Un ulteriore apprezzamento dell'euro, un aumento dell'incertezza o condizioni finanziarie più restrittive potrebbero amplificare l'impatto recessivo dei dazi. Inoltre, un incremento maggiore del previsto delle esportazioni cinesi verso l'Europa potrebbe comprimere l'attività produttiva e l'inflazione10.
Al contrario, progressi rapidi e concreti nelle trattative commerciali attenuerebbero i rischi al ribasso sull'attività economica. Il previsto aumento della spesa pubblica in Europa potrebbe offrire sostegno alla crescita, con effetti diluiti nel tempo. Ostacoli al funzionamento delle filiere produttive globali determinerebbero pressioni al rialzo sull'inflazione.
La politica monetaria
I timori espressi in passato riguardo al processo di disinflazione si sono rivelati infondati.
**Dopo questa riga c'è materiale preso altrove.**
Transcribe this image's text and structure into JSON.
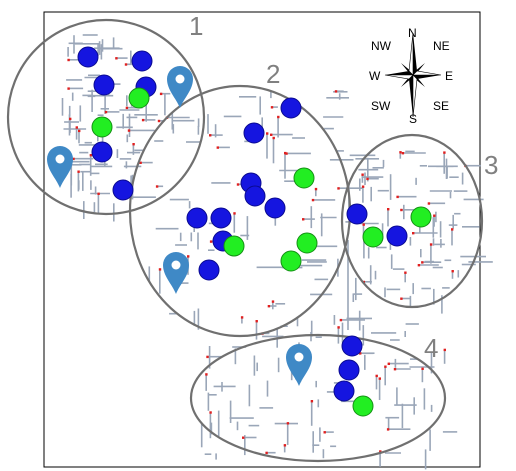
{
  "map": {
    "zones": [
      {
        "label": "1"
      },
      {
        "label": "2"
      },
      {
        "label": "3"
      },
      {
        "label": "4"
      }
    ],
    "compass": {
      "north": "N",
      "south": "S",
      "east": "E",
      "west": "W",
      "northwest": "NW",
      "northeast": "NE",
      "southwest": "SW",
      "southeast": "SE"
    },
    "legend_colors": {
      "zone_outline": "#707070",
      "blue_marker": "#1515e0",
      "green_marker": "#22ee22",
      "pin": "#3f89c6",
      "street": "#9aa6b8",
      "street_point": "#e02020"
    },
    "marker_counts": {
      "zone_1": {
        "blue": 6,
        "green": 2
      },
      "zone_2": {
        "blue": 9,
        "green": 4
      },
      "zone_3": {
        "blue": 2,
        "green": 2
      },
      "zone_4": {
        "blue": 3,
        "green": 1
      }
    },
    "pins": 4
  }
}
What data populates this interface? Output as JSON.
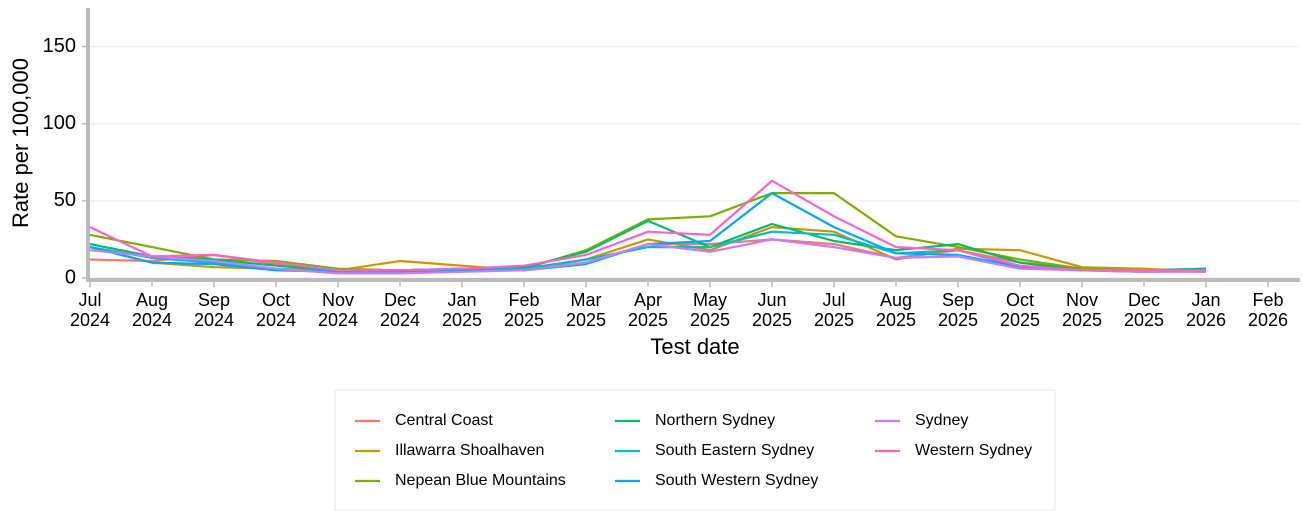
{
  "chart_data": {
    "type": "line",
    "x_label": "Test date",
    "y_label": "Rate per 100,000",
    "x": [
      "2024-07",
      "2024-08",
      "2024-09",
      "2024-10",
      "2024-11",
      "2024-12",
      "2025-01",
      "2025-02",
      "2025-03",
      "2025-04",
      "2025-05",
      "2025-06",
      "2025-07",
      "2025-08",
      "2025-09",
      "2025-10",
      "2025-11",
      "2025-12",
      "2026-01"
    ],
    "xlim": [
      "2024-07",
      "2026-02"
    ],
    "xticks": [
      {
        "value": "2024-07",
        "label": "Jul 2024"
      },
      {
        "value": "2024-08",
        "label": "Aug 2024"
      },
      {
        "value": "2024-09",
        "label": "Sep 2024"
      },
      {
        "value": "2024-10",
        "label": "Oct 2024"
      },
      {
        "value": "2024-11",
        "label": "Nov 2024"
      },
      {
        "value": "2024-12",
        "label": "Dec 2024"
      },
      {
        "value": "2025-01",
        "label": "Jan 2025"
      },
      {
        "value": "2025-02",
        "label": "Feb 2025"
      },
      {
        "value": "2025-03",
        "label": "Mar 2025"
      },
      {
        "value": "2025-04",
        "label": "Apr 2025"
      },
      {
        "value": "2025-05",
        "label": "May 2025"
      },
      {
        "value": "2025-06",
        "label": "Jun 2025"
      },
      {
        "value": "2025-07",
        "label": "Jul 2025"
      },
      {
        "value": "2025-08",
        "label": "Aug 2025"
      },
      {
        "value": "2025-09",
        "label": "Sep 2025"
      },
      {
        "value": "2025-10",
        "label": "Oct 2025"
      },
      {
        "value": "2025-11",
        "label": "Nov 2025"
      },
      {
        "value": "2025-12",
        "label": "Dec 2025"
      },
      {
        "value": "2026-01",
        "label": "Jan 2026"
      },
      {
        "value": "2026-02",
        "label": "Feb 2026"
      }
    ],
    "ylim": [
      0,
      175
    ],
    "yticks": [
      0,
      50,
      100,
      150
    ],
    "grid": true,
    "legend": "bottom",
    "series": [
      {
        "name": "Central Coast",
        "color": "#F8766D",
        "values": [
          12,
          11,
          15,
          9,
          4,
          5,
          6,
          5,
          10,
          22,
          22,
          25,
          22,
          13,
          18,
          10,
          6,
          5,
          4
        ]
      },
      {
        "name": "Illawarra Shoalhaven",
        "color": "#CD9600",
        "values": [
          20,
          10,
          7,
          6,
          5,
          11,
          8,
          5,
          12,
          25,
          18,
          33,
          30,
          12,
          19,
          18,
          7,
          6,
          4
        ]
      },
      {
        "name": "Nepean Blue Mountains",
        "color": "#7CAE00",
        "values": [
          28,
          20,
          12,
          11,
          6,
          5,
          6,
          6,
          18,
          38,
          40,
          55,
          55,
          27,
          20,
          12,
          6,
          5,
          6
        ]
      },
      {
        "name": "Northern Sydney",
        "color": "#00BE67",
        "values": [
          22,
          14,
          12,
          8,
          5,
          5,
          6,
          7,
          17,
          37,
          20,
          35,
          24,
          18,
          22,
          10,
          5,
          5,
          6
        ]
      },
      {
        "name": "South Eastern Sydney",
        "color": "#00BFC4",
        "values": [
          20,
          13,
          10,
          6,
          4,
          4,
          6,
          6,
          12,
          20,
          20,
          30,
          28,
          16,
          18,
          7,
          5,
          4,
          5
        ]
      },
      {
        "name": "South Western Sydney",
        "color": "#00A9FF",
        "values": [
          20,
          10,
          9,
          5,
          4,
          4,
          5,
          5,
          9,
          22,
          24,
          55,
          33,
          16,
          15,
          7,
          5,
          4,
          5
        ]
      },
      {
        "name": "Sydney",
        "color": "#C77CFF",
        "values": [
          18,
          14,
          11,
          6,
          3,
          3,
          4,
          5,
          10,
          22,
          17,
          25,
          20,
          13,
          14,
          6,
          5,
          4,
          4
        ]
      },
      {
        "name": "Western Sydney",
        "color": "#FF61CC",
        "values": [
          33,
          14,
          15,
          10,
          5,
          5,
          6,
          8,
          15,
          30,
          28,
          63,
          40,
          20,
          18,
          8,
          5,
          5,
          5
        ]
      }
    ]
  }
}
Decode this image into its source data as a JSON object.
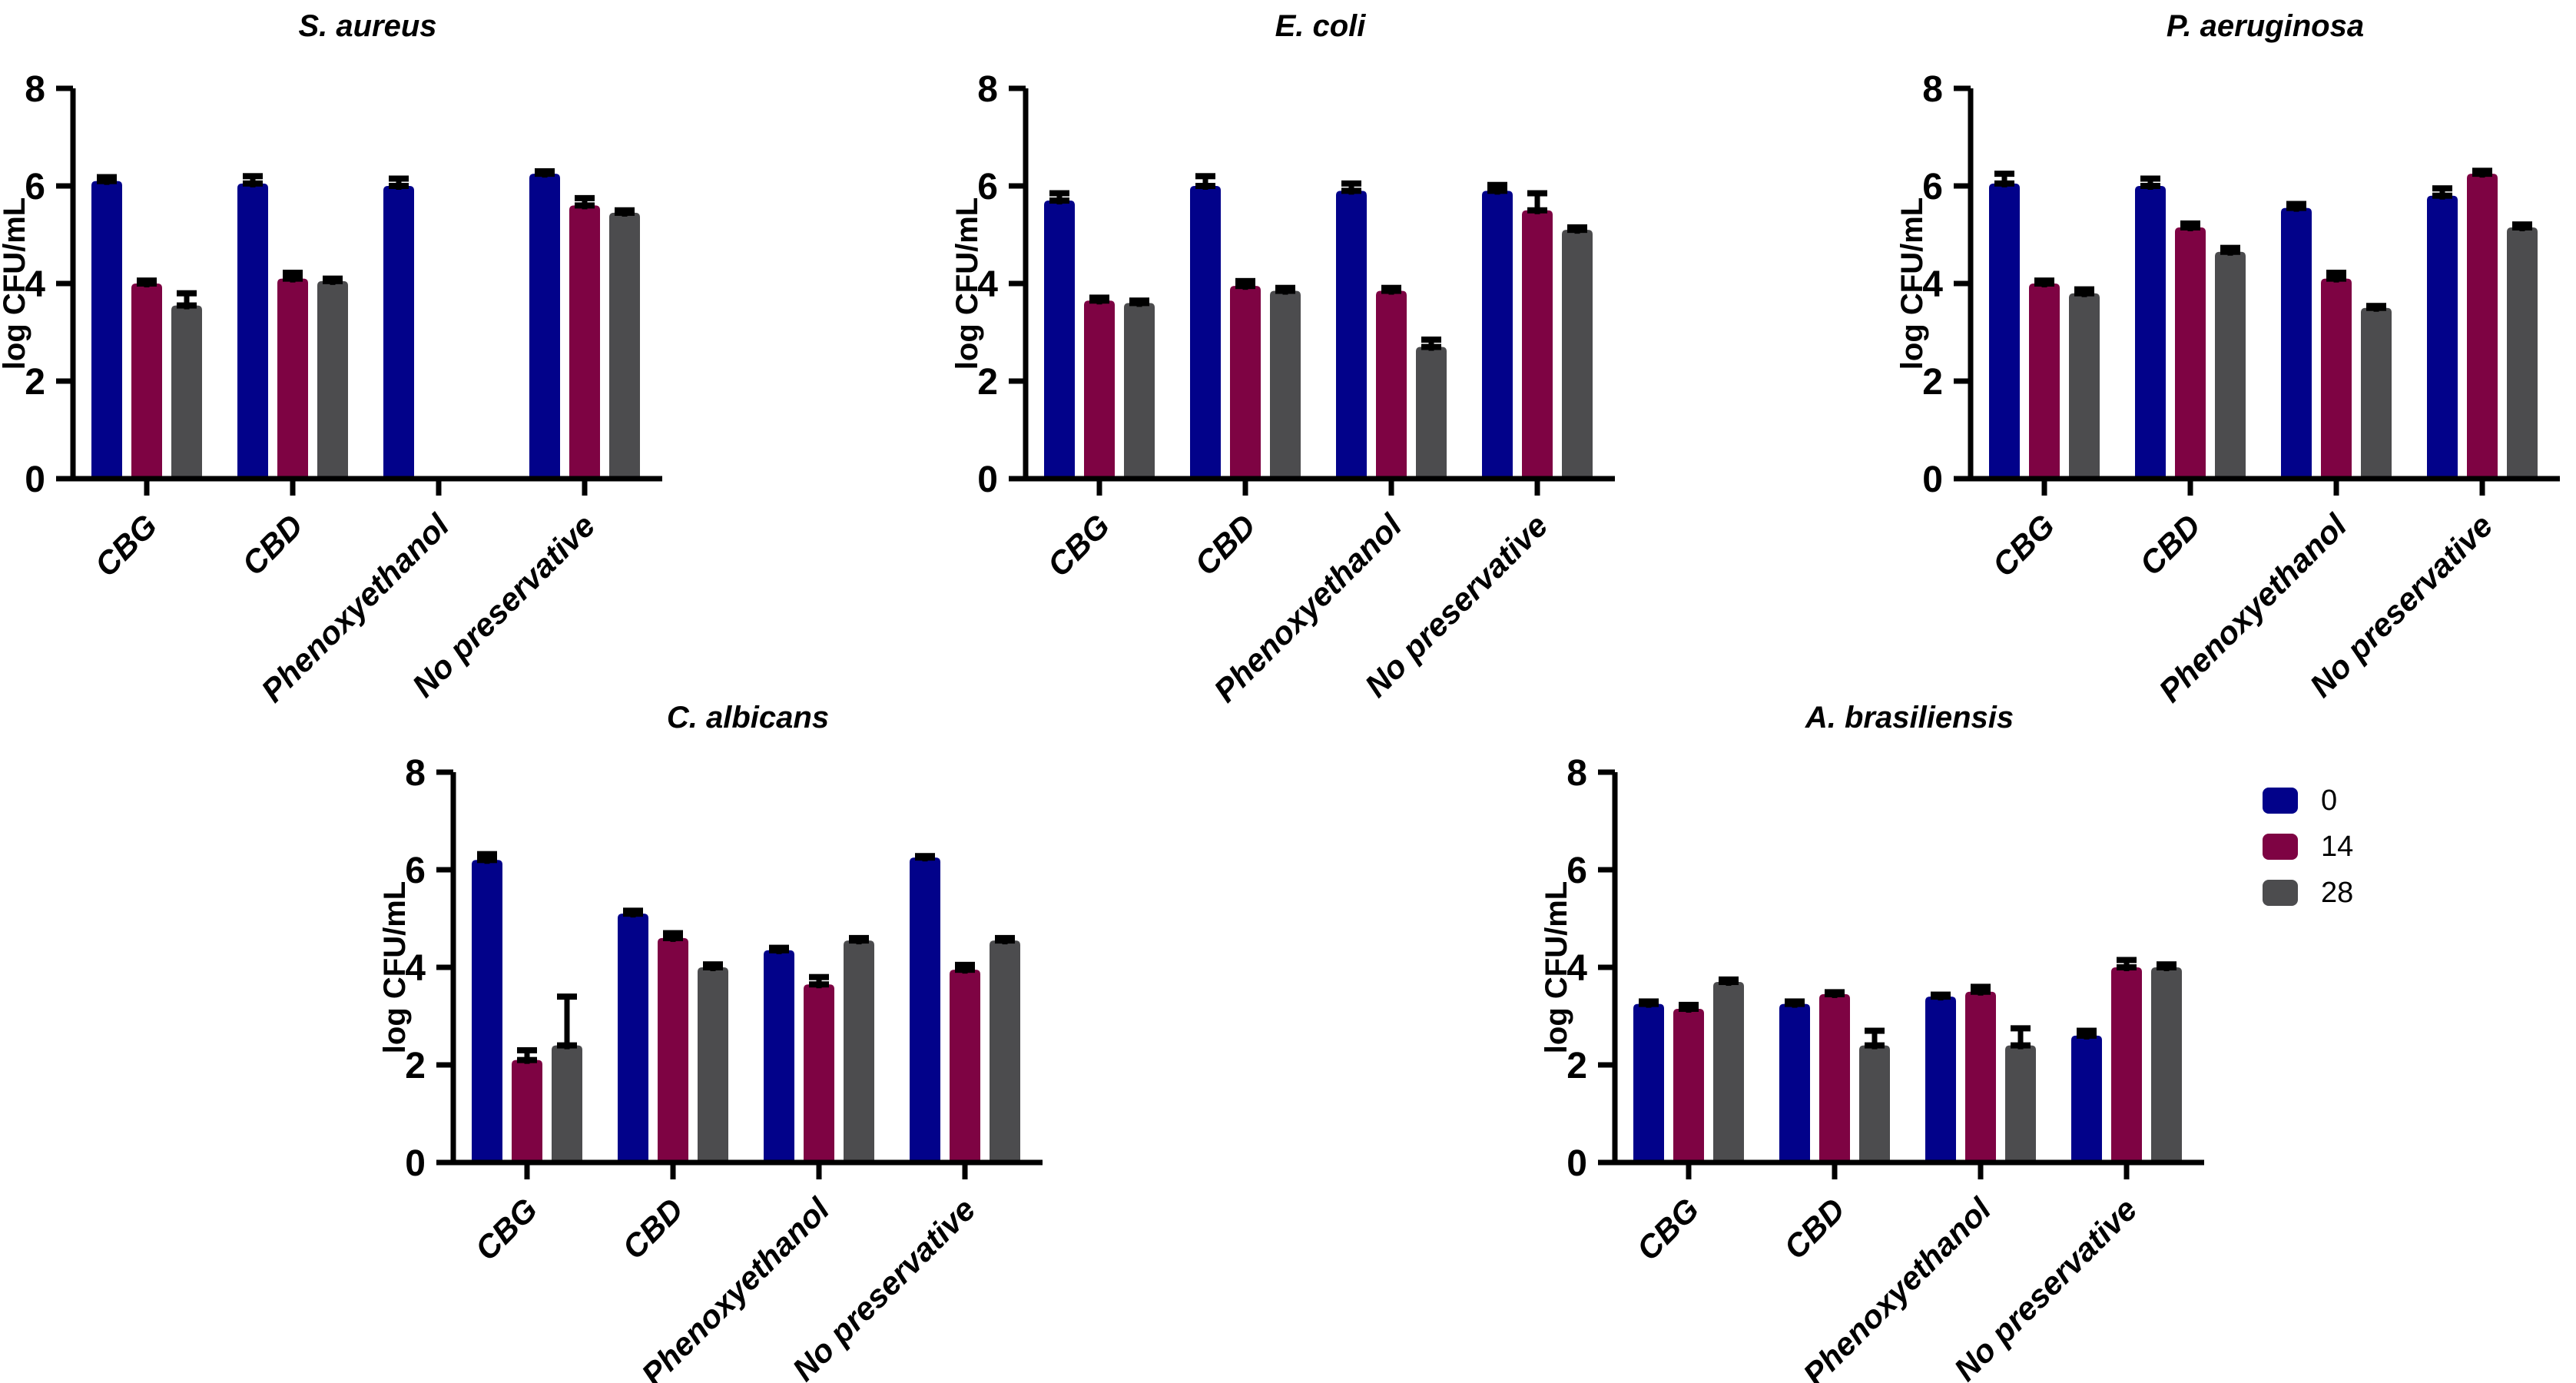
{
  "figure": {
    "background": "#ffffff",
    "ylabel": "log CFU/mL",
    "ylim": [
      0,
      8
    ],
    "yticks": [
      0,
      2,
      4,
      6,
      8
    ],
    "categories": [
      "CBG",
      "CBD",
      "Phenoxyethanol",
      "No preservative"
    ],
    "series_names": [
      "0",
      "14",
      "28"
    ],
    "colors": {
      "day0": "#02028A",
      "day14": "#7E0343",
      "day28": "#4C4C4E",
      "axis": "#000000"
    }
  },
  "legend": {
    "items": [
      {
        "label": "0",
        "color": "#02028A"
      },
      {
        "label": "14",
        "color": "#7E0343"
      },
      {
        "label": "28",
        "color": "#4C4C4E"
      }
    ],
    "position": "right of A. brasiliensis chart"
  },
  "chart_data": [
    {
      "type": "bar",
      "title": "S. aureus",
      "xlabel": "",
      "ylabel": "log CFU/mL",
      "ylim": [
        0,
        8
      ],
      "yticks": [
        0,
        2,
        4,
        6,
        8
      ],
      "grid": false,
      "categories": [
        "CBG",
        "CBD",
        "Phenoxyethanol",
        "No preservative"
      ],
      "series": [
        {
          "name": "0",
          "color": "#02028A",
          "values": [
            6.1,
            6.05,
            6.0,
            6.25
          ],
          "errors": [
            0.08,
            0.15,
            0.15,
            0.05
          ]
        },
        {
          "name": "14",
          "color": "#7E0343",
          "values": [
            4.0,
            4.1,
            0,
            5.6
          ],
          "errors": [
            0.06,
            0.12,
            0,
            0.15
          ]
        },
        {
          "name": "28",
          "color": "#4C4C4E",
          "values": [
            3.55,
            4.05,
            0,
            5.45
          ],
          "errors": [
            0.25,
            0.05,
            0,
            0.05
          ]
        }
      ]
    },
    {
      "type": "bar",
      "title": "E. coli",
      "xlabel": "",
      "ylabel": "log CFU/mL",
      "ylim": [
        0,
        8
      ],
      "yticks": [
        0,
        2,
        4,
        6,
        8
      ],
      "grid": false,
      "categories": [
        "CBG",
        "CBD",
        "Phenoxyethanol",
        "No preservative"
      ],
      "series": [
        {
          "name": "0",
          "color": "#02028A",
          "values": [
            5.7,
            6.0,
            5.9,
            5.9
          ],
          "errors": [
            0.15,
            0.2,
            0.15,
            0.12
          ]
        },
        {
          "name": "14",
          "color": "#7E0343",
          "values": [
            3.65,
            3.95,
            3.85,
            5.5
          ],
          "errors": [
            0.06,
            0.1,
            0.06,
            0.35
          ]
        },
        {
          "name": "28",
          "color": "#4C4C4E",
          "values": [
            3.6,
            3.85,
            2.7,
            5.1
          ],
          "errors": [
            0.05,
            0.06,
            0.15,
            0.05
          ]
        }
      ]
    },
    {
      "type": "bar",
      "title": "P. aeruginosa",
      "xlabel": "",
      "ylabel": "log CFU/mL",
      "ylim": [
        0,
        8
      ],
      "yticks": [
        0,
        2,
        4,
        6,
        8
      ],
      "grid": false,
      "categories": [
        "CBG",
        "CBD",
        "Phenoxyethanol",
        "No preservative"
      ],
      "series": [
        {
          "name": "0",
          "color": "#02028A",
          "values": [
            6.05,
            6.0,
            5.55,
            5.8
          ],
          "errors": [
            0.2,
            0.15,
            0.08,
            0.15
          ]
        },
        {
          "name": "14",
          "color": "#7E0343",
          "values": [
            4.0,
            5.15,
            4.1,
            6.25
          ],
          "errors": [
            0.06,
            0.08,
            0.12,
            0.06
          ]
        },
        {
          "name": "28",
          "color": "#4C4C4E",
          "values": [
            3.8,
            4.65,
            3.5,
            5.15
          ],
          "errors": [
            0.08,
            0.08,
            0.04,
            0.06
          ]
        }
      ]
    },
    {
      "type": "bar",
      "title": "C. albicans",
      "xlabel": "",
      "ylabel": "log CFU/mL",
      "ylim": [
        0,
        8
      ],
      "yticks": [
        0,
        2,
        4,
        6,
        8
      ],
      "grid": false,
      "categories": [
        "CBG",
        "CBD",
        "Phenoxyethanol",
        "No preservative"
      ],
      "series": [
        {
          "name": "0",
          "color": "#02028A",
          "values": [
            6.2,
            5.1,
            4.35,
            6.25
          ],
          "errors": [
            0.12,
            0.06,
            0.05,
            0.03
          ]
        },
        {
          "name": "14",
          "color": "#7E0343",
          "values": [
            2.1,
            4.6,
            3.65,
            3.95
          ],
          "errors": [
            0.2,
            0.1,
            0.15,
            0.1
          ]
        },
        {
          "name": "28",
          "color": "#4C4C4E",
          "values": [
            2.4,
            4.0,
            4.55,
            4.55
          ],
          "errors": [
            1.0,
            0.06,
            0.05,
            0.05
          ]
        }
      ]
    },
    {
      "type": "bar",
      "title": "A. brasiliensis",
      "xlabel": "",
      "ylabel": "log CFU/mL",
      "ylim": [
        0,
        8
      ],
      "yticks": [
        0,
        2,
        4,
        6,
        8
      ],
      "grid": false,
      "categories": [
        "CBG",
        "CBD",
        "Phenoxyethanol",
        "No preservative"
      ],
      "series": [
        {
          "name": "0",
          "color": "#02028A",
          "values": [
            3.25,
            3.25,
            3.4,
            2.6
          ],
          "errors": [
            0.05,
            0.05,
            0.04,
            0.1
          ]
        },
        {
          "name": "14",
          "color": "#7E0343",
          "values": [
            3.15,
            3.45,
            3.5,
            4.0
          ],
          "errors": [
            0.08,
            0.04,
            0.1,
            0.15
          ]
        },
        {
          "name": "28",
          "color": "#4C4C4E",
          "values": [
            3.7,
            2.4,
            2.4,
            4.0
          ],
          "errors": [
            0.05,
            0.3,
            0.35,
            0.06
          ]
        }
      ]
    }
  ]
}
La credibilità dell'azione della Banca centrale europea ha contribuito a mantenere le aspettative ancorate all'obiettivo del 2 per cento, evitando che il fisiologico recupero delle retribuzioni reali innescasse la temuta spirale prezzi-salari. L'inflazione di fondo è diminuita secondo tempi e modalità coerenti con l'esperienza passata, pur mostrando una certa persistenza nei servizi. Anche il cosiddetto "ultimo miglio" non si è finora rivelato particolarmente problematico11.
Nel complesso, la disinflazione non ha comportato costi economici eccessivi ed è oggi vicina al completamento. La riduzione del tasso di riferimento da parte della BCE, pari a 1,75 punti percentuali nell'ultimo anno, si sta trasmettendo alle condizioni finanziarie e sosterrà l'attività produttiva nei mesi a venire.
Il percorso della politica monetaria nei prossimi mesi si prospetta tutt'altro che semplice.
Le decisioni dovranno essere valutate volta per volta, sulla base dei dati disponibili e delle prospettive dell'inflazione e della crescita.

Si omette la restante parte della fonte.